A cozinha solidária inclui 30 fogões, 30 panelões e milhares de quilos de alimentos. Mesmo global, a proposta busca preservar o gosto da cultura local. A iniciativa das entidades é colocada em prática com equipes presentes em bairros atingidos. “Chefs brasileiros me contaram da feijoada, do carreteiro, da carne de panela. Disseram que todos caberiam em uma marmita. Aí sentei com eles para decidir as receitas e adaptar ao jeito que os gaúchos comem", revelou Ale Chocano no site da WCK.

O chefe responsável pela cozinha, o brasileiro Icaro Conceição, revela que os voluntários que atuam no local fazem um revezamento para atuar em todas as frentes, tanto na produção quanto na distribuição dos alimentos. "Dois cozinheiros e diversos auxiliares vão nos abrigos servir as marmitas para ter uma noção do que está acontecendo, ouvir sugestões e ver se as pessoas estão aprovando o trabalho.”

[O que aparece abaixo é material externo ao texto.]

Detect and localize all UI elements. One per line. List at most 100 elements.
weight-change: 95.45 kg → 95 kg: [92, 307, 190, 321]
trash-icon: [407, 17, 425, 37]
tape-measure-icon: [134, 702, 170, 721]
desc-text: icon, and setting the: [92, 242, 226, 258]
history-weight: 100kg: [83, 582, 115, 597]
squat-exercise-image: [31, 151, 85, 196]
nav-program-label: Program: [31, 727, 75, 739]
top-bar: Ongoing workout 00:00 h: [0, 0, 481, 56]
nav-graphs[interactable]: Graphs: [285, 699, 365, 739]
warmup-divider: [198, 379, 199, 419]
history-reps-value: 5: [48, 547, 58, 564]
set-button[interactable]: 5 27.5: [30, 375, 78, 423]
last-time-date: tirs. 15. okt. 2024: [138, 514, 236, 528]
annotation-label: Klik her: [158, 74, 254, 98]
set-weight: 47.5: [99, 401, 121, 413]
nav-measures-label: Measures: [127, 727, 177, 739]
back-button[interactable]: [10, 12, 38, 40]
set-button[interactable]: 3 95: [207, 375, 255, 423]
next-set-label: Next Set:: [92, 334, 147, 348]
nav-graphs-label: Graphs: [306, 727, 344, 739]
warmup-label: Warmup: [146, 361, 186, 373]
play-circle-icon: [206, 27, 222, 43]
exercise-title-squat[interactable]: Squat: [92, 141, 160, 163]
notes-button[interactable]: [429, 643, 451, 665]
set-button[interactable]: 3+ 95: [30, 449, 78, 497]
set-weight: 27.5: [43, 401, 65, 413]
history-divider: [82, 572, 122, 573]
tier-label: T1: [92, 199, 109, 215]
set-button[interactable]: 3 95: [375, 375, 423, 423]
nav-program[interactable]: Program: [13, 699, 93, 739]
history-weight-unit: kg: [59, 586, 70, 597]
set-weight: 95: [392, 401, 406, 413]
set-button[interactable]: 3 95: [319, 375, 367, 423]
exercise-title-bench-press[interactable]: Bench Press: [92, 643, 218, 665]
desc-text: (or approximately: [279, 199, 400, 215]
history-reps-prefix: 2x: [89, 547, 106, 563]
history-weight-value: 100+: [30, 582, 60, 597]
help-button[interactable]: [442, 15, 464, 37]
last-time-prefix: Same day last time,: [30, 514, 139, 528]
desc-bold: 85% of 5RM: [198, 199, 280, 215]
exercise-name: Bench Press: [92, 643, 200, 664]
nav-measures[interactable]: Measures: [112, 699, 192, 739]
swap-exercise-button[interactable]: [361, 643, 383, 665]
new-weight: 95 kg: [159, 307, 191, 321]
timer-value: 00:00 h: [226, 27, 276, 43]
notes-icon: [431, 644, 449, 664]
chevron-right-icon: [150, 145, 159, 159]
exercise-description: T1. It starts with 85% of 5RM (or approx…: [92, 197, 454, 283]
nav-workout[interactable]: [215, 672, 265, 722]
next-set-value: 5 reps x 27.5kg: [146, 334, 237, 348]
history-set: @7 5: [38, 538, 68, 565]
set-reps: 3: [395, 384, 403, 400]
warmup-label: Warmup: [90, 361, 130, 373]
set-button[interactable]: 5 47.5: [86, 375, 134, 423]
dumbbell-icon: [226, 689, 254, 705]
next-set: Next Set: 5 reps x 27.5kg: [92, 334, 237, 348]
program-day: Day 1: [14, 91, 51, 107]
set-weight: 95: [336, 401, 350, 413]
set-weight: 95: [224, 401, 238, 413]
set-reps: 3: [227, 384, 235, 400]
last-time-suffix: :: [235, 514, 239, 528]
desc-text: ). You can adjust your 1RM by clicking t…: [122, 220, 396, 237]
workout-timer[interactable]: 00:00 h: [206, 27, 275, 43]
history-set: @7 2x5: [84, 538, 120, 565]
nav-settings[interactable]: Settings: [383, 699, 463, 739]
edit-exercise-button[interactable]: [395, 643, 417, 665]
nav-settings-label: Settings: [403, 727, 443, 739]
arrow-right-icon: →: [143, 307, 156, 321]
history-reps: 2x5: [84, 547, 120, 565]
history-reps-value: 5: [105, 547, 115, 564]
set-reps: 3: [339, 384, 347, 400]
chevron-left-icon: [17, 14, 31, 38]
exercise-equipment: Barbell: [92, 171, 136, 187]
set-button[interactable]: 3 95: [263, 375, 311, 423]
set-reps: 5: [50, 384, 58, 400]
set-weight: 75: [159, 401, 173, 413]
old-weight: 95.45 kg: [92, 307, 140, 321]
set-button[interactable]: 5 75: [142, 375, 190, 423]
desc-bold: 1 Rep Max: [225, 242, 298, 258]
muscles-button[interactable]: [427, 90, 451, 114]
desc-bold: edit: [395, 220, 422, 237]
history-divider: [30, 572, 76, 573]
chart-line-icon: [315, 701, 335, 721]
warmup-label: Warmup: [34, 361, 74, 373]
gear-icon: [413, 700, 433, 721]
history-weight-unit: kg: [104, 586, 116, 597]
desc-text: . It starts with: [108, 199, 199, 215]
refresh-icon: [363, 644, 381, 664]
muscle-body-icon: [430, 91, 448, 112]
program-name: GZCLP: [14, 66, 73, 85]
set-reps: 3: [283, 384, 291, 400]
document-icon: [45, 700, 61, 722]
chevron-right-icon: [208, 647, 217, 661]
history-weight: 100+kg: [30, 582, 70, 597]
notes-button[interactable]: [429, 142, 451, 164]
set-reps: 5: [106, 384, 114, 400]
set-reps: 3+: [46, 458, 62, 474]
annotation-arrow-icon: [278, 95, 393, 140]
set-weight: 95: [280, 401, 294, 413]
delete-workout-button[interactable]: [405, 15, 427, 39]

O espírito de solidariedade também é reconhecido por estrangeiros que vieram ao estado pela primeira vez. "Os brasileiros são mesmo incríveis quando se trata de ajudar os outros. Eles se unem e ajudam com muita determinação. Eu estou realmente impressionada, não apenas com a comunidade que eu vi aqui, mas também com o time que nós construímos", afirmou Trish Engel, responsável pelo mapeamento de comunidades da WCK no site da organização. 

A comunhão de ideias e propósitos com as comunidades atingidas no estado também foi perfeita. “O diálogo foi perfeito, mapeamos locais e servimos boas refeições, com um prazer especial, o de poder ajudar pessoas com fome”, disse Engel.